Avec près de 10 millions de repas servis en France chaque jour, la restauration collective offre aux producteurs un potentiel de débouchés stables et rémunérateurs. Ce secteur, qui se caractérisait jusque-là par un approvisionnement national de produits prêts à l'emploi avec de gros volumes et des prix bas, fait désormais la part belle aux produits locaux et de qualité. Afin que le monde agricole tire profit de ce nouveau courant encouragé par les politiques, il lui faut répondre aux exigences des gestionnaires de cantine.

Les cuisines, qui fonctionnent en flux tendu, avec des commandes à la semaine, sont confrontées à l'offre atomisée de la production agricole de proximité. Selon une étude de la Driaaf Ile-de-France (1) sur la caractérisation de la demande en produits de proximité, outre une qualité constante des produits, les responsables de la restauration collective recherchent la sécurité de l'approvisionnement en volume et en régularité. La capacité de transport du fournisseur est ainsi l'un des points clés, souligne l'étude. « Il est très diffcile d'arriver à avoir une livraison en direct », confirme Jean-Luc Landais, cuisinier au collège du petit village de Perthes (Seine-et-Marne). Ce dernier, qui a fait le choix de travailler en direct avec « le plus possible » de producteurs voisins, avoue consacrer « beaucoup de temps et d'efforts » à l'organisation. Ce qui est envisageable dans de petites structures rurales apparaît vite inapplicable dans de grosses collectivités urbaines. « Sans logistique, le business est impossible, assure Arnaud de Roquefeuil, directeur du développement chez l'opérateur de restauration collective Elior. Il est nécessaire de structurer les démarches pour qu'elles deviennent durables et qu'il ne s'agisse pas simplement de belles histoires ici ou là… »

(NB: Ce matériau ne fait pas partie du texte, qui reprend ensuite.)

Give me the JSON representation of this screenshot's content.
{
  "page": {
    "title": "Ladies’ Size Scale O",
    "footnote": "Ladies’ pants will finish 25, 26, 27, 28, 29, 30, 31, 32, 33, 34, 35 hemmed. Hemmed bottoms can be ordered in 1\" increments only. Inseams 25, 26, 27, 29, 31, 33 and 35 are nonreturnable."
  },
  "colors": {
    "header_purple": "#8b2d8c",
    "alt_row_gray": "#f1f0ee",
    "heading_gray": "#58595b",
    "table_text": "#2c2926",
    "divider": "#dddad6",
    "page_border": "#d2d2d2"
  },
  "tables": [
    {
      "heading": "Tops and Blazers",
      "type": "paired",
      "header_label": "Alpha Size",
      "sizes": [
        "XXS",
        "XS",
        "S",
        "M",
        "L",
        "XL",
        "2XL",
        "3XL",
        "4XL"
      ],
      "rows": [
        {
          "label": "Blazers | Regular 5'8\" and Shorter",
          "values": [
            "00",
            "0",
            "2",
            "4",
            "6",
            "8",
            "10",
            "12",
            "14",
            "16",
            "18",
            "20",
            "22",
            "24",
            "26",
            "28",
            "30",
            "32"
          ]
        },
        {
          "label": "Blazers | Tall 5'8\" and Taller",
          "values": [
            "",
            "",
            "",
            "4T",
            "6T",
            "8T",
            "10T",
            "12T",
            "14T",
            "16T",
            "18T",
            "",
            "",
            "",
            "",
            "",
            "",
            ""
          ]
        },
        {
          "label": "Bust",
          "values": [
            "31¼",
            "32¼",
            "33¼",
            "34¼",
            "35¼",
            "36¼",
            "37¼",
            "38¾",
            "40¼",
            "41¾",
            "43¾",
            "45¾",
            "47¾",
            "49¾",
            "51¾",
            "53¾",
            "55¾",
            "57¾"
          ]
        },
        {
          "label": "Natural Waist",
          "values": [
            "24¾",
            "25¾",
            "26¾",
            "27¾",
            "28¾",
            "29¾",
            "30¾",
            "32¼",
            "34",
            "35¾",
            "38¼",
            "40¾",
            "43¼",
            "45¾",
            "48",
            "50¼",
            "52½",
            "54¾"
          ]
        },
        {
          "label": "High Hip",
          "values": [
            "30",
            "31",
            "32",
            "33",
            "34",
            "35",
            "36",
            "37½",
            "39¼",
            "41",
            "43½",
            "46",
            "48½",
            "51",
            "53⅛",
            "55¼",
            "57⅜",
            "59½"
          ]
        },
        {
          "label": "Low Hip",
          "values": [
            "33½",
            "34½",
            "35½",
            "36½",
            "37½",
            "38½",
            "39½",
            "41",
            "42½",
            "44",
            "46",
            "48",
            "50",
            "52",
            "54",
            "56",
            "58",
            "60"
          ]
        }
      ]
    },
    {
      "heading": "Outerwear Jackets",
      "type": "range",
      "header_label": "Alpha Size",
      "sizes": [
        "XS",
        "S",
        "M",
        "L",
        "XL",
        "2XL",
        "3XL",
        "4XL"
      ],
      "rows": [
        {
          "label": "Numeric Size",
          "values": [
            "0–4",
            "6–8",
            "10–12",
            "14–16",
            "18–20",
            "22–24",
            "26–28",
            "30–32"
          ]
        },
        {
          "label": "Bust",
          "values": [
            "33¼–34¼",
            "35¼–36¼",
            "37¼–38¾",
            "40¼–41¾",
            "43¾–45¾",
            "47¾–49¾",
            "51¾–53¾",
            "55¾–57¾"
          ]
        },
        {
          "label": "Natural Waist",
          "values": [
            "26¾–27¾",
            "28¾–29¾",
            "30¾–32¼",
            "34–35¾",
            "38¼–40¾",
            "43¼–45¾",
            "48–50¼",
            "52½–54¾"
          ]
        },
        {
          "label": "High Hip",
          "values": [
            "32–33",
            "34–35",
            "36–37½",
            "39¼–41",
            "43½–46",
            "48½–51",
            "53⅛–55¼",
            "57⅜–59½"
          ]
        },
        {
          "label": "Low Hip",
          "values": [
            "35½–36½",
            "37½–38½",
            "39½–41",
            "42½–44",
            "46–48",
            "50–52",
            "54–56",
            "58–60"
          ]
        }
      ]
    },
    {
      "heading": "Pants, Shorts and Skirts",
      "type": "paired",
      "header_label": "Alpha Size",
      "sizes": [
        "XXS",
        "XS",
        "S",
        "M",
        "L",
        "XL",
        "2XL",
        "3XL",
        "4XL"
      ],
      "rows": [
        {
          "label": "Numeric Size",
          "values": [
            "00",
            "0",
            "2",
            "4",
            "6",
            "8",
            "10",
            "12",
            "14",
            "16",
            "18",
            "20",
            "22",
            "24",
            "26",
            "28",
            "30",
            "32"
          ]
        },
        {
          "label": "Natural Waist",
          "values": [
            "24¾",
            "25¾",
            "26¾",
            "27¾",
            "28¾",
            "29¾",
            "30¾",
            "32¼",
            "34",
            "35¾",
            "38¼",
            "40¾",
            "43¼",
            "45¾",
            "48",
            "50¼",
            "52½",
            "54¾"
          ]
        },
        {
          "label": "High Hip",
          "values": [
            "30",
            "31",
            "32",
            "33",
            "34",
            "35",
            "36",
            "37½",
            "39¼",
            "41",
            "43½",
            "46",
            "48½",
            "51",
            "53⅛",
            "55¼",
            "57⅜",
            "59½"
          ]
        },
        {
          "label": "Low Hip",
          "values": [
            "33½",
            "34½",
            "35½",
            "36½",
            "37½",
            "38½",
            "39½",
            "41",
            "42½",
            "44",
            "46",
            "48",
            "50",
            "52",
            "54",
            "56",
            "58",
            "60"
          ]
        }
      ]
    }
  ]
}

Pour répondre à ce besoin d'organisation de l'offre, de nombreuses plateformes d'approvisionnement sont actuellement expérimentées partout en France, la plupart à l'initiative des chambres d'agriculture. Leur rôle : fédérer les producteurs, organiser les livraisons et garantir assez de volume pour leur permettre de répondre aux appels d'offres des collectivités. Le défi étant de trouver l'équilibre entre un retour de la valeur ajoutée aux producteurs et le budget parfois serré des cantines. La démarche fait ses preuves mais elle n'est pas forcément la solution idéale pour tous. Certains préfèrent s'associer à des structures existantes ayant déjà un savoir-faire. C'est le cas d'agriculteurs d'Ille-et-Vilaine, qui travaillent avec des Esat (Etablissement ou service d'aide par le travail), ou en Rhône- Alpes, où ils s'appuient sur la marque de producteurs « Saveurs du coin ».

Les grossistes veulent aussi jouer un rôle dans l'organisation de ces nouveaux marchés. « Contrairement aux producteurs, nous avons les moyens de répondre à l'urgence en cas de défaillance, défend Selda Celik, responsable qualité et développement durable du groupe AFL (All fresh logistique). C'est à nous de faire le lien ! » En d'autres termes, à chacun son métier.

La force des grossistes est qu'ils connaissent les exigences et contraintes des deux bouts de la chaîne. Mais gare à ce que la multiplication d'intermédiaires ne se fasse pas au détriment des producteurs ! Pour l'heure, la filière se cherche encore et les données manquent pour comparer les coûts.

Aux organisations de producteurs de prouver qu'elles ont toutes leur place sur le marché.

(1) Direction régionale et interdépartementale de l'alimentation, de l'agriculture et de la forêt. Etude présentée lors du colloque sur la restauration collective du 2 février 2012, à Paris, et disponible sur www.draf.ile-de-france.agriculture. gouv.fr/alimentation.